Educational Supervision in Social Work: A Task-Centered Model for Field Instruction and Staff Development

By Jonathan Caspi; William J. Reid | Go to book overview

4
The Supervisory Relationship

This chapter continues the discussion of features of effective educational supervision, focusing particularly on the relationship between the supervisor and the supervisee. This relationship is, perhaps, the most critical part of the learning experience. An abundance of literature discusses its importance (Bogo 1993: Fortune et al. 1985; Fortune and Abramson 1993; Webb 1988).

The supervisory relationship has a tremendous impact on the development of the supervisee and the effectiveness of supervision. In simple terms, a positive relationship is likely to result in a productive learning experience, and a poor relationship is likely to result in a negative and less productive experience. Therefore, supervisors should do their best to implement strategies to maintain a productive supervisory relationship: a context in which the supervisee is challenged to try out new skills, attitudes, and interpersonal behaviors—essentially, to take chances. The supervisee needs to feel comfortable to be open, ask questions, and risk exposing him- or herself (Gitterman 1989). This can only be accomplished in a trusting, straightforward, and respectful learning environment.

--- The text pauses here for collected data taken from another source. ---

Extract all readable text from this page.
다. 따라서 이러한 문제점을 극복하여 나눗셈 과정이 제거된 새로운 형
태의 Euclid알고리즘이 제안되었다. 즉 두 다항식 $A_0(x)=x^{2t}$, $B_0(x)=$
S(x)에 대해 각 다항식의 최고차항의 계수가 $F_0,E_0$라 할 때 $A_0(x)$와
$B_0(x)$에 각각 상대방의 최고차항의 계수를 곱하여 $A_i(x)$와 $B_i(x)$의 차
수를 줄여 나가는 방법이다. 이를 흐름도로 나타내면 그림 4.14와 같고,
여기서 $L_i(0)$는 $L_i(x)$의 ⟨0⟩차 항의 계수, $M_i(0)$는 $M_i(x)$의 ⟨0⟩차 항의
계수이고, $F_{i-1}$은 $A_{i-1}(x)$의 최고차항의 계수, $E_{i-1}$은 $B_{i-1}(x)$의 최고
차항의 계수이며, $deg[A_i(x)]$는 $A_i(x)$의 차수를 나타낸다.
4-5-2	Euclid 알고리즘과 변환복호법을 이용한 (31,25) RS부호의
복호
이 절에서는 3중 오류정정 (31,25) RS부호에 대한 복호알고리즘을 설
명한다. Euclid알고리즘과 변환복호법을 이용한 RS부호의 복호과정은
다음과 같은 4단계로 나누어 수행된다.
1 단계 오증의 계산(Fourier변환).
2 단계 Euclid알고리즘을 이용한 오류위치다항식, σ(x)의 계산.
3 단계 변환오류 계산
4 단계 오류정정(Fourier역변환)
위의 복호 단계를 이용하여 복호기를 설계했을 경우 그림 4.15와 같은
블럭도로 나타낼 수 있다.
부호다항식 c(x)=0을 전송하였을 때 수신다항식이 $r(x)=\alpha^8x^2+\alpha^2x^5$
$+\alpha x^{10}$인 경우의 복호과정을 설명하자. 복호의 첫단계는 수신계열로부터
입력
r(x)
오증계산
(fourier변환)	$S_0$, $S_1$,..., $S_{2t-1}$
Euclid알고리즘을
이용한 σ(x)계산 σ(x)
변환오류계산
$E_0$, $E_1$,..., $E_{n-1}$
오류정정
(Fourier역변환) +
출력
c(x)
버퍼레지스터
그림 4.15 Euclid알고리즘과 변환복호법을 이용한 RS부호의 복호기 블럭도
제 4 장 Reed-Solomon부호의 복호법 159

This chapter presents strategies for promoting a positive supervisory relationship. It begins with an overview of the centrality of the supervisorsupervisee relationship, considers it as an interdependent social system, discusses the importance of attending to the affective components of supervision, and promotes open discussion of the supervisory relationship as a way to teach and learn about relationships and to resolve relational difficulties.